4 Reasons To Watch: Taisho Baseball Girls

#1 The unique setting

So many anime are set in Japanese high schools, so I wasn’t exactly surprised when Taisho Baseball Girls turned out to be set in one as well. What I didn’t anticipate is that it would be set in the year 1925.


The cast of young girls who attend their local school may seem initially familiar, but they inhabit a very different world than what we usually see in anime. Taisho does a great job of immersing the viewer in this period of history, where Japan is slowly modernizing and its ancient traditions and culture is clashing with westernization movements. A neat example is how students with progressive families are beginning to wear school uniforms that would be commonplace in modern anime, whereas other girls are wearing yukatas all day every day.

I very much enjoyed this setting.

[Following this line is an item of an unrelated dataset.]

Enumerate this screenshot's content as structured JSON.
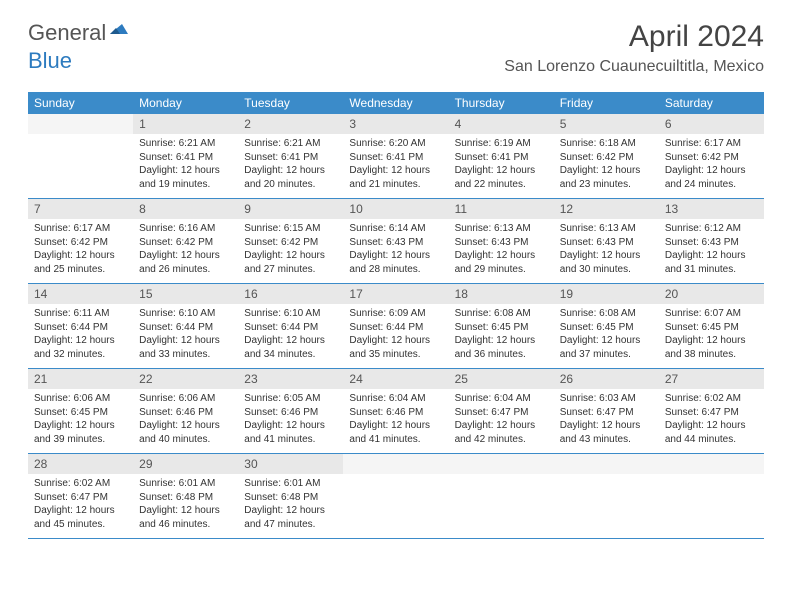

I love all the old-timey cars driving around, I love seeing all these old buildings and how the people dress, and I particularly like how we see these girls struggle with issues appropriate for their time.

#2 Girls fighting back

The premise of the show is that during a social event, 14-year-old Akiko Ogasawara ends up in conversation with a baseball player who lectures her about how women shouldn’t work, exercise, or even be educated. Angered, she gathers some classmates and suggest that they start up a baseball team themselves and defeat the local boys at their own game. The teachers are opposed and their parents would be livid if they found out, but they push on regardless, aided by the American exchange teacher Anna.


The idea of girls taking on a sport popularly considered to be “for boys only” and overcoming the critique and disapproval this earns them is an appealing and empowering one. It’s easy to root for these girls and admire their determination to go against the preconceptions of the time.

However, it’s also not a show that panders to women. The girls do start playing baseball against the wishes of almost everybody, but they are widely ridiculed and completely defeated on their first attempts. They are so far behind in strength, stamina, and skill at the game that Akiko’s hopes of getting back at the guy who insulted her, only ends up embarrassing her further and shattering the morale of their friends.

That they then pick themselves up again and use these defeats to encourage each other to train harder is a great direction for the story. You see the cast gradually improve through hard, unrelenting practice and some unorthodox ideas, like the team’s best batter prowling the streets at night, challenging pitchers from other teams to a “duel”.

#3 Baseball, of course

Unsurprisingly, actually playing baseball is a big part of Taisho Baseball Girls. I am not big on sports myself and haven’t had much luck with shounen takes on it. Thanks to its fun cast of characters and great depiction of the sport, Taisho became an exception here and watching it brought back pleasant memories of Bamboo Blade.


The show goes for a relatively realistic depiction of the sport mixed in with some lighthearted comedy. The directing work is sharp and exciting, while also managing to capture the emotions of the sport without going for exaggeration.

#4 The individual team members

With just 12 episode and 2 specials, Taisho doesn’t exactly have the time to give every one of it’s cast members the love and development they deserve, but it does do a great job of endearing these girls and making them stand out.


Akiko and Koume are the two leads in the team, pitcher and catcher respectively, and also occupy different ends of society despite their strong friendship. And, while Akiko is the one who came up with the idea of playing baseball, she often needs Koume’s perseverance to keep at it and overcome the team’s hardships. Koume herself, however, has to keep her fondness for baseball secret from her family and that becomes even harder when dear old dad randomly decides it’s time for her to get married.

The Tsukabae sisters are always bickering and very different from each other, yet somehow able to work together for the benefit of the team, Noe is an analytical and intelligent girl who devises ways for the team to improve by looking at everyone’s performance, Kochou is a fast sprinter at short distances who always failed to make it in the relay team, but finds renewed confidence after becoming a valued member of the baseball club. Every character has a fun story or some struggle to overcome, which helps tie the actual baseball matches together with strong character development.